A truly welcome change.
Brad Bradford 44
Stuart Professor of Psychology Philip Johnson-Laird responds to William H. Weigel 71 (Letters, March 12):
Heres a response to your worries about the waiters words (cover story, January 29). He says: You can have the fish, or else not both the soup and the salad. It follows, surprisingly, that you can have all three dishes. The source of the surprise is that we normally think about what is true but not about what is false.
How do individuals understand or else? Given the simple assertion: He ate the fish or else the meat, most people list two possibilities: Ate fish, ate meat.
So, you are right that the meaning of or else does not correspond to its inclusive meaning in logic, which is best paraphrased as: fish or meat, or both. In other words, people treat an assertion of the form: A or else B, to mean that in one possibility A is true (and B is false), and in the other possibility B is true (and A is false). Given a simple assertion based on not both, such as: You ate not both the soup and the meat, individuals allow that there are several possibilities, but that the assertion does rule out the case in which you ate both the soup and the meat.

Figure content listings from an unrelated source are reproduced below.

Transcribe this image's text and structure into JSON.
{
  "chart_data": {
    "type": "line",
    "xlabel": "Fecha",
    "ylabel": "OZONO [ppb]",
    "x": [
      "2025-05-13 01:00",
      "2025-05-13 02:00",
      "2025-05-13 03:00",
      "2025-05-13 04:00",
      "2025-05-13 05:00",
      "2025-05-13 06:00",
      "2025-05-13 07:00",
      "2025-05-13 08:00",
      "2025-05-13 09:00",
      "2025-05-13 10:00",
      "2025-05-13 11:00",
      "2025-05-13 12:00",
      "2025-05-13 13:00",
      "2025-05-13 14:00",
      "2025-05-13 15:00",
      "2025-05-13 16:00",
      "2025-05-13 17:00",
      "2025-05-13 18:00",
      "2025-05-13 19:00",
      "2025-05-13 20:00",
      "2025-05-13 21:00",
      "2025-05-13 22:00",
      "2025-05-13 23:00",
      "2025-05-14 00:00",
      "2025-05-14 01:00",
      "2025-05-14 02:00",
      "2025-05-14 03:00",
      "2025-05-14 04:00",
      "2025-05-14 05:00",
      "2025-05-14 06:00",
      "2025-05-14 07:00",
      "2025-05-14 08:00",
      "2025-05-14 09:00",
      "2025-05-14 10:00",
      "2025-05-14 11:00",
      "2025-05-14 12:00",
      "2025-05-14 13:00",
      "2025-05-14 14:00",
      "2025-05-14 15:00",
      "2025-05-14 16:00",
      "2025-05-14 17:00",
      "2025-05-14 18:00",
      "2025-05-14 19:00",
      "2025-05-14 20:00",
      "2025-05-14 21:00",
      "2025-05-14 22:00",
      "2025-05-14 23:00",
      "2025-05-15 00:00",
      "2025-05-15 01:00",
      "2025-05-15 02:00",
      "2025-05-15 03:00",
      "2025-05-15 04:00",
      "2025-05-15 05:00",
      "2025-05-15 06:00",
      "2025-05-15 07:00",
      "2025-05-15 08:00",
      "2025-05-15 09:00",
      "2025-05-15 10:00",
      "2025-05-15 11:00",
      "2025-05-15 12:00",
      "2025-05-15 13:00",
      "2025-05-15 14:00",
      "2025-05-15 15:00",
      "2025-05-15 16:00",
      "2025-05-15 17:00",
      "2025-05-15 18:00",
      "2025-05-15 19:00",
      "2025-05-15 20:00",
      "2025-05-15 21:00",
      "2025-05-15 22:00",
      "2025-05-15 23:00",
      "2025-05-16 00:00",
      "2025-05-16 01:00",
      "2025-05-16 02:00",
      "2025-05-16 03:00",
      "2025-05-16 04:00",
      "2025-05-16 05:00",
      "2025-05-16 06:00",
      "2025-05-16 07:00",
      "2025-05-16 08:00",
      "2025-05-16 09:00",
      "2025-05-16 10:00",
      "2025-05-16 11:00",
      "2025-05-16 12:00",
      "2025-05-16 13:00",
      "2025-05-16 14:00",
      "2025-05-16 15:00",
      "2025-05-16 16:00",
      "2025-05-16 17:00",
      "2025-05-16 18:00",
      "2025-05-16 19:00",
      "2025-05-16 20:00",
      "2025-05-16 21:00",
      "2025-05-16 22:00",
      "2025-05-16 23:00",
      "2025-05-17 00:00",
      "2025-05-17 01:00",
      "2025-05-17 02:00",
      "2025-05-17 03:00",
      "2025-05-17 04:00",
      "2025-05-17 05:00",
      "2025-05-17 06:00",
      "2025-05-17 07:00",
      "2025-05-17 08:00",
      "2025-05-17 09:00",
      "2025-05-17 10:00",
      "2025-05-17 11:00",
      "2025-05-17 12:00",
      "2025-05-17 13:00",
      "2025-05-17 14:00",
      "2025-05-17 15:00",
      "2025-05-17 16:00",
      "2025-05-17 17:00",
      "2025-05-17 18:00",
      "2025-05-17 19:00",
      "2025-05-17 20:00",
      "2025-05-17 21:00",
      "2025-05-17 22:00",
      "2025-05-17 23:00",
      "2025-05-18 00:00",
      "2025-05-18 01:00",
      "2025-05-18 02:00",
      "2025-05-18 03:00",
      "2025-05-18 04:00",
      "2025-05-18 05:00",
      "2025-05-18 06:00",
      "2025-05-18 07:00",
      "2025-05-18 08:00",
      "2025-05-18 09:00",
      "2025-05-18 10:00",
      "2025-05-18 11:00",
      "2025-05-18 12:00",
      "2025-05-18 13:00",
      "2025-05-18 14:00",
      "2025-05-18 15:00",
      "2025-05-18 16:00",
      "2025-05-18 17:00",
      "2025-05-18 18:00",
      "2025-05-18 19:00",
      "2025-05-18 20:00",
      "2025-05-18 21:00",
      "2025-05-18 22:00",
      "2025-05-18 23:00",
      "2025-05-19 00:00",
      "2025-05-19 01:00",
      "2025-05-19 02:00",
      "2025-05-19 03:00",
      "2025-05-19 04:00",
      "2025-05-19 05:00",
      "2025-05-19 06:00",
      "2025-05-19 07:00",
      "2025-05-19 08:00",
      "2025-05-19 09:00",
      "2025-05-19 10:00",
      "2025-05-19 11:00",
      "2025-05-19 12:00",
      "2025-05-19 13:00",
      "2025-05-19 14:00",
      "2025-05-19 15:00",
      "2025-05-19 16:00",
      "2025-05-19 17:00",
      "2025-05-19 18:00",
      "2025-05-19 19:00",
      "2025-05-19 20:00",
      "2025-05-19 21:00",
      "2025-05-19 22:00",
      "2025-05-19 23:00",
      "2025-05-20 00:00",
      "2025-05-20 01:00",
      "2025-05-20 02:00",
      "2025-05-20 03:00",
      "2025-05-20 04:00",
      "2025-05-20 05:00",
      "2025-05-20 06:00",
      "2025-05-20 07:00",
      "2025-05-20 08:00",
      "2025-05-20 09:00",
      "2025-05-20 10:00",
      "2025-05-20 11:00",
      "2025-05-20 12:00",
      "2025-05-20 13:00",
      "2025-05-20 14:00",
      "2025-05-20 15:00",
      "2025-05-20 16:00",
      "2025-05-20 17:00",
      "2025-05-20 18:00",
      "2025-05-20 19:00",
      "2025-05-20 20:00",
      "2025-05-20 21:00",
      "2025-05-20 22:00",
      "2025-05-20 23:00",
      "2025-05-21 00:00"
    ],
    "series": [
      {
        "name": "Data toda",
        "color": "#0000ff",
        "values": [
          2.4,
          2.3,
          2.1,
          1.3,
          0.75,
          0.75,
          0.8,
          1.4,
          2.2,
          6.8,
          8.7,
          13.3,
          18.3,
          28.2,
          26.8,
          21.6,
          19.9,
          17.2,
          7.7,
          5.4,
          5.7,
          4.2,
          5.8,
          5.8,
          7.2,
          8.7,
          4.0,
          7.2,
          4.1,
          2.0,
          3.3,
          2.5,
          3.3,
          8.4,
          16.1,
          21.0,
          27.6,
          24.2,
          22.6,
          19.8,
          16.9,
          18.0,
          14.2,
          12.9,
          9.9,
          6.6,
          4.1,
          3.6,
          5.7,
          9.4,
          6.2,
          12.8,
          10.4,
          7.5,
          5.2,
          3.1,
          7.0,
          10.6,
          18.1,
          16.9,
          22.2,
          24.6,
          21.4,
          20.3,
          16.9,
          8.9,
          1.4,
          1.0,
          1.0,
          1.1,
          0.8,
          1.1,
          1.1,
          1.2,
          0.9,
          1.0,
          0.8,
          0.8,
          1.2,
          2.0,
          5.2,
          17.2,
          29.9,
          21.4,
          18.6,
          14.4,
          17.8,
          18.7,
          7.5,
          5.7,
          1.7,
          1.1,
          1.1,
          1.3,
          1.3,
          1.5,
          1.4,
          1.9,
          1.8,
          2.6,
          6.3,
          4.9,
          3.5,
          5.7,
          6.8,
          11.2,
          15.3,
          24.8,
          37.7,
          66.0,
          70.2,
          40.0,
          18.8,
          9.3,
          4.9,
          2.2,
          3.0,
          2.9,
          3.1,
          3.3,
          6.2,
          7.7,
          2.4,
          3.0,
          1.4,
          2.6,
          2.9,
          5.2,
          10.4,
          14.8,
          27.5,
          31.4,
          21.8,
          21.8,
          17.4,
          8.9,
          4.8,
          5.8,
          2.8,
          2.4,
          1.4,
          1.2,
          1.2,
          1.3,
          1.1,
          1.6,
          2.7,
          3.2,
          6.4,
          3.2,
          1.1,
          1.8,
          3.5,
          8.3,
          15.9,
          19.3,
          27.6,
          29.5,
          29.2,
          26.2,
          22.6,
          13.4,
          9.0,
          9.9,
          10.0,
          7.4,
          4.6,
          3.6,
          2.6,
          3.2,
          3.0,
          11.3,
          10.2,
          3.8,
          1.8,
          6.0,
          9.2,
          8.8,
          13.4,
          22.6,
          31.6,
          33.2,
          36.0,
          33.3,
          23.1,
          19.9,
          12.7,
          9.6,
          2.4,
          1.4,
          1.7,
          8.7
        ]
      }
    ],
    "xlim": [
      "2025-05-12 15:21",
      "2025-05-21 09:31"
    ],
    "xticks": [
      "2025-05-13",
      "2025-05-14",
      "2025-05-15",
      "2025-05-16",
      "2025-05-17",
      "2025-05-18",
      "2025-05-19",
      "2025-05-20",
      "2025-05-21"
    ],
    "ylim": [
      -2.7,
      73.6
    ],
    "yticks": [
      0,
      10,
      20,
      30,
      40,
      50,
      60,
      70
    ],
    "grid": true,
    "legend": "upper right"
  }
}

We can put these two interpretations together to deal with what the waiter said: You can have the fish, or else not both the soup and the salad. Or else means that there are two cases to consider. In one, it is true that you can have the fish, and it is false that you cant have both the soup and the salad. If its false that you cant have both the soup and the salad, then it is true that you can have both of them. Hence, in this first case, you can indeed have the fish, the soup, and the salad. The second case allows for various other meals, which need not detain us here.
I hope that this account has convinced you that the analysis in PAW was correct.
You worry about the passage giving the answers to the problems. It argues that the sentence: You could have the fish or else not the meat, allows that you could have the fish and the meat. That claim is true. Fish or else not meat is compatible with two possibilities: In the first, you have fish and meat; in the second, you dont have fish and you dont have meat.
But, as you say, it would not be permitted for the diner to have fish and to have not-meat. So, here, again there is no disagreement between us.
Your final claim is that what is going on in these examples is not a failure to apply logic but a failure of language to be sufficiently precise, and that people are likely to recognize the confusion and potential logical inconsistency embedded in the waiters words. You may be right that people recognize the confusion in the waiters words. In many studies, however, we have found that people slip into error with the greatest of confidence. Consider problems of the following sort: You get a grade of zero if you miss a class without an excuse, or else you get the mean grade of your other classes if you have an excuse. You missed a class without an excuse. What follows?
Nearly everyone, experts and nonexperts alike, concludes that you get a grade of zero. And they are highly confident that they are right. They have succumbed to an illusion. Or else means that one of the assertions in the first sentence is false (and one of them is true). Suppose that it is false that you get a grade of zero if you miss a class without an excuse. In that case, even though you missed a class without an excuse, you need not get a grade of zero. Our propensity to neglect falsity here leads us to treat or else as though it meant and.
The moral of these studies is that when we think, we envisage possibilities and what is true in those possibilities. And so we get into trouble when it is crucial to think about what is false.